UBS AM: Drie uitdagingen die een zachte landing in de weg kunnen zitten

Een zachte landing van de Amerikaanse economie wordt steeds waarschijnlijker, zo besluit UBS AM op basis van de recentste economische data. Toch bespeurt de vermogensbeheerder in haar laatste Macro Monthly ook drie mogelijke donkere wolken bij deze constructieve vooruitzichten: hogere waarderingen, een zwakke economische activiteit buiten de VS en een aanhoudend hoge inflatie.

De belangrijkste punten van de Macro Monthly:

- Wereldwijd zijn aandelen minder duur dan ze op indexniveau lijken: de meeste aandelen zijn nog steeds redelijk gewaardeerd, inclusief de Amerikaanse equal weight index en de mid-caps.
- De industriële activiteit stagneert, maar UBS AM verwacht dat de industrie de dienstensector zal bijhalen in plaats van andersom.
- De inflatie kan in het vierde kwartaal van dit jaar of in 2024 op een hoger dan gewenst niveau terechtkomen, maar volgens UBS AM zou de economische activiteit daarbij wel veerkrachtig blijven.
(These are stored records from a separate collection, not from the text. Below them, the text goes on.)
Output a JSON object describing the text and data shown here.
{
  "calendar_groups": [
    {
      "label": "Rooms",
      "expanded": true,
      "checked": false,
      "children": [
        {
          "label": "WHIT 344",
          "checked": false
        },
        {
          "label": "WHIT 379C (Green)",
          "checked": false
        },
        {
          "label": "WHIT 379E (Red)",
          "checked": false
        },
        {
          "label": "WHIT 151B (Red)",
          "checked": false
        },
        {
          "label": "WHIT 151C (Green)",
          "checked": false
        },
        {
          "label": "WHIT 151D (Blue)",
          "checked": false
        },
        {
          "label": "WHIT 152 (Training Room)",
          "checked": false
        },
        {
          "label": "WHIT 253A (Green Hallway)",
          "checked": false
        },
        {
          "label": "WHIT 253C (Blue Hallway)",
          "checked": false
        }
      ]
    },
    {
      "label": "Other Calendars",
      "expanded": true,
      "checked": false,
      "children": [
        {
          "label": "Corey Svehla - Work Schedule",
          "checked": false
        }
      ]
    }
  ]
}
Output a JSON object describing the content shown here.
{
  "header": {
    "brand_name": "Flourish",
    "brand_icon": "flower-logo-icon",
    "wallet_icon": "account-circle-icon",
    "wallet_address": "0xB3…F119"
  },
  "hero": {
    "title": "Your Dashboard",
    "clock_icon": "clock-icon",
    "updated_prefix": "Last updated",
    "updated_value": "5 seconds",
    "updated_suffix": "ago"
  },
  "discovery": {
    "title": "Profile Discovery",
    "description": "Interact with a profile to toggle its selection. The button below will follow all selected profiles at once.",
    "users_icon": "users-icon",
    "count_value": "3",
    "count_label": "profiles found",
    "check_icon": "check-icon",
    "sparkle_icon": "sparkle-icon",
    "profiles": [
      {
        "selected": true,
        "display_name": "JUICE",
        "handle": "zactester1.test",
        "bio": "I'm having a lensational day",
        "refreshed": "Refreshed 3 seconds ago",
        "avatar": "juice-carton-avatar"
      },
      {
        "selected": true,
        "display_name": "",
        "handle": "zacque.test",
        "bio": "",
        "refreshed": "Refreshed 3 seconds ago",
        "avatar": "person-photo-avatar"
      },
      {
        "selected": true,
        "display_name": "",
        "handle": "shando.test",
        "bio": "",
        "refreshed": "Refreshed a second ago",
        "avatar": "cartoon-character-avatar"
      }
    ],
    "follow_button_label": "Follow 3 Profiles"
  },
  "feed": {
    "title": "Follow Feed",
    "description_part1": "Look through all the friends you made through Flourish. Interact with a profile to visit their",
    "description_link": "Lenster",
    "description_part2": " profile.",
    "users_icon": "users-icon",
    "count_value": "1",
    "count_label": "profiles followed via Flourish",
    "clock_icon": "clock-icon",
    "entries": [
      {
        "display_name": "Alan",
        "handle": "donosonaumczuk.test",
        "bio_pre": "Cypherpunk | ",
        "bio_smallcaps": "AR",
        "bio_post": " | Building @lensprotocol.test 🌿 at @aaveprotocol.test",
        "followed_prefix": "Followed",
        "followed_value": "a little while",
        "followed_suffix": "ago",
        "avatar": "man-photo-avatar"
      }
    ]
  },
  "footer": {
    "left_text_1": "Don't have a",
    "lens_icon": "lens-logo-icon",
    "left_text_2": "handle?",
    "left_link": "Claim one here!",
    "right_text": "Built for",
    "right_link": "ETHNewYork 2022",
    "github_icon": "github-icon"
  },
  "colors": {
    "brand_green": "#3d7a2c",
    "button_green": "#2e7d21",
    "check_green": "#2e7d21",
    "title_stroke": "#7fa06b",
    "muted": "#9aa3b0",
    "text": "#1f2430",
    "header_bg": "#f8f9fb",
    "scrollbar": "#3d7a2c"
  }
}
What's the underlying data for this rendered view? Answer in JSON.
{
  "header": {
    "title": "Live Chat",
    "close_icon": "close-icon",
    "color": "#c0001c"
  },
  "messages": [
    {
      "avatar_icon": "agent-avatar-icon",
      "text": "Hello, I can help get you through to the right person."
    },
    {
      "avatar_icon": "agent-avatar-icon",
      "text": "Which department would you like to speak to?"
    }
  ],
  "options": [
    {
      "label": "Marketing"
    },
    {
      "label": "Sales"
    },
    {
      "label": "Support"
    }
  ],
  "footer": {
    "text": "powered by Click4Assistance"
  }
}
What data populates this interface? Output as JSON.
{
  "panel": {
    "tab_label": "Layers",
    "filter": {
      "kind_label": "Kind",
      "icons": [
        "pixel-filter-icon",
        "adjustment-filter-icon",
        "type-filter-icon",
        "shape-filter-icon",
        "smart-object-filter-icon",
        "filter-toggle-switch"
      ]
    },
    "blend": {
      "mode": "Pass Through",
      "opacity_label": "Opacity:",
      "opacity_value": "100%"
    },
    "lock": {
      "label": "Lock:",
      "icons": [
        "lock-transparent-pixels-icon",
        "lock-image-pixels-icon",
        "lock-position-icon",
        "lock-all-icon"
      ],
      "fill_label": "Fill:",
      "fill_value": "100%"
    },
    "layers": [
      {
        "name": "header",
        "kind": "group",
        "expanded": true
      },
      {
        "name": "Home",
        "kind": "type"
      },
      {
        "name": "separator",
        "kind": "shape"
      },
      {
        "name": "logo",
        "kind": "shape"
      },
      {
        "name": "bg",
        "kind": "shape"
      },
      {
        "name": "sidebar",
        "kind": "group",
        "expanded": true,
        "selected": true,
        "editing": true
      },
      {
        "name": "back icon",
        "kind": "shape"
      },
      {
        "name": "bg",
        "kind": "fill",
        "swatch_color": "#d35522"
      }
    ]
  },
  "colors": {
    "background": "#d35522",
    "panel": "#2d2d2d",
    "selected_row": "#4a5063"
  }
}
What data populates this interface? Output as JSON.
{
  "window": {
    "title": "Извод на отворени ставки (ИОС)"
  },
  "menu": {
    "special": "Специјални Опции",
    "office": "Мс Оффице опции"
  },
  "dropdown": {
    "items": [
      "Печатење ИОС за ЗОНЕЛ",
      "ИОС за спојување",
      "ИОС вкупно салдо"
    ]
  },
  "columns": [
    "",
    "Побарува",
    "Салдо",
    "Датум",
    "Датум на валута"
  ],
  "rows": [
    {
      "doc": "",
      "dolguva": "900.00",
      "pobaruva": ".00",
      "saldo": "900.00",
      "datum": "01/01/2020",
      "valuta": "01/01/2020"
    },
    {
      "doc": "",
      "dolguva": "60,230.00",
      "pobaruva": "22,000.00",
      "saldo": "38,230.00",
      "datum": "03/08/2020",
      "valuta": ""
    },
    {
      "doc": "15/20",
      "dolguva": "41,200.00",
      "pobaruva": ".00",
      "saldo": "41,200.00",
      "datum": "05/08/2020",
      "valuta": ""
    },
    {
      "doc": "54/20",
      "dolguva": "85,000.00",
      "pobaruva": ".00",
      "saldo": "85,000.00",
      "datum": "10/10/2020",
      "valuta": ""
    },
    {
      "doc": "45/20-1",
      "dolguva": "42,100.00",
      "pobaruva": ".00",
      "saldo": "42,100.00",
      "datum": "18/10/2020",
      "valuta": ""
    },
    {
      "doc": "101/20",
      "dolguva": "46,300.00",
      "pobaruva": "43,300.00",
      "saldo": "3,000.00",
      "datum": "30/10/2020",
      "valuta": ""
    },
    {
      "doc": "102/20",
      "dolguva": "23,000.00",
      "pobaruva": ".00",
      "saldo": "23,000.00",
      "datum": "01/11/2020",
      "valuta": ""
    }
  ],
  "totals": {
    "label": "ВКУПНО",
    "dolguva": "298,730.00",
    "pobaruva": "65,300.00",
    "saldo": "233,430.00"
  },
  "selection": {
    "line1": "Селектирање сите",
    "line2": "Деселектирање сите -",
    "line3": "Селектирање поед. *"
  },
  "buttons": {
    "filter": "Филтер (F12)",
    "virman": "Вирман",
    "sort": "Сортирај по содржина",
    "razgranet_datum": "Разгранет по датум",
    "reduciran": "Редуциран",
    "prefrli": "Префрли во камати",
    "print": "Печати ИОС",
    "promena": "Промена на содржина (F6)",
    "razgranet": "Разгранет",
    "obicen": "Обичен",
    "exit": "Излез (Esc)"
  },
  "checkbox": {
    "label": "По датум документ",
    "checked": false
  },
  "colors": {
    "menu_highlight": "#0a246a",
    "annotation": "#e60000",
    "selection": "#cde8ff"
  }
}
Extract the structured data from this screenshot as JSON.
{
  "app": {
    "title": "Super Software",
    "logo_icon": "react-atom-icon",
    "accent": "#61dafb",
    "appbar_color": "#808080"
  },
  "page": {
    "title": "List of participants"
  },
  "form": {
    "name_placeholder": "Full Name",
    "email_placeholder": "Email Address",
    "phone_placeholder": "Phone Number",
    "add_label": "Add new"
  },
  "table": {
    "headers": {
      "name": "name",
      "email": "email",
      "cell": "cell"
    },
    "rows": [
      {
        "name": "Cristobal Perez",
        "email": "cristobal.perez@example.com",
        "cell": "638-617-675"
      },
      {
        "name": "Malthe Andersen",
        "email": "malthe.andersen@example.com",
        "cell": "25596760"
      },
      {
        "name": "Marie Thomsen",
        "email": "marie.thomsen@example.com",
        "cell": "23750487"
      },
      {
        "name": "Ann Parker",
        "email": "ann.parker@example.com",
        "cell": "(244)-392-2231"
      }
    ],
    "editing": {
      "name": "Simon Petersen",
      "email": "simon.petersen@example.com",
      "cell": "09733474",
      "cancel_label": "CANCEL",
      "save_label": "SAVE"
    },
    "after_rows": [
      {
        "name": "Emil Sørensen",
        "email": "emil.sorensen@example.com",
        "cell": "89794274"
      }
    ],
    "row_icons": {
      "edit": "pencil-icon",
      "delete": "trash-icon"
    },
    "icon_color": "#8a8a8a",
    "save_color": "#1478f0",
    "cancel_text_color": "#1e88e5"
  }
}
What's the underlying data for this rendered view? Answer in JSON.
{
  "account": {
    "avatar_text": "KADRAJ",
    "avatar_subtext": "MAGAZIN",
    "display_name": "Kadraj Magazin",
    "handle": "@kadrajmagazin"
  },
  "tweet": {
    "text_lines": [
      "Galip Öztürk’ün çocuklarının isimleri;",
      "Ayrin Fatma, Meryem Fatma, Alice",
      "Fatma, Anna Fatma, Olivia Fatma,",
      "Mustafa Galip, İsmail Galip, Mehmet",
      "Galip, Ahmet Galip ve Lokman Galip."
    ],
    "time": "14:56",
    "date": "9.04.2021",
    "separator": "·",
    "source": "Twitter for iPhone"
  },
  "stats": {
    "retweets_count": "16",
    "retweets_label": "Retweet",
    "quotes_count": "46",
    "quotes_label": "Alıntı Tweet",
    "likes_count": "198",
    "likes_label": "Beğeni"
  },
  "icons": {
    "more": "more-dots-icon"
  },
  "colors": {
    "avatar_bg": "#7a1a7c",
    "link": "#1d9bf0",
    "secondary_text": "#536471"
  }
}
Evan Brown, Head of Multi-Asset Strategy, UBS Asset Management: “Vergeleken met de VS presteren de andere belangrijke economische regio's minder goed dan verwacht. Al meer dan een jaar stagneert het volume van de wereldwijde industriële productie. De verschuiving in de consumptie van goederen naar diensten en de verhoogde energiekosten zetten een rem op de activiteit. De Europese economie is meer blootgesteld aan de productiesector. Ze is ook gevoeliger voor hogere rentetarieven omdat Europese bedrijven zich voor een groter deel met bankleningen financieren.”

“Traditioneel geven de meer cyclische sectoren aan waar de rest van de economie naartoe gaat. Als dit waar zou zijn, zou de zwakte bij de fabrieken moeten doorwerken op andere delen van de economie – en uiteindelijk ook op de VS wegen.”

“Maar dit is allesbehalve een normale economische cyclus. De pandemie heeft voor verschuivingen gezorgd in de vraag naar goederen en diensten, en die hebben de typische relatie tussen productie en diensten verstoord. Normaal zou de zwakte in de goederensector overslaan naar de dienstensector. Maar we denken dat een solide reële inkomensgroei tot een cyclus kan leiden waarbij bedrijven de voorraden aanvullen en waarbij de consumptie van goederen opleeft.”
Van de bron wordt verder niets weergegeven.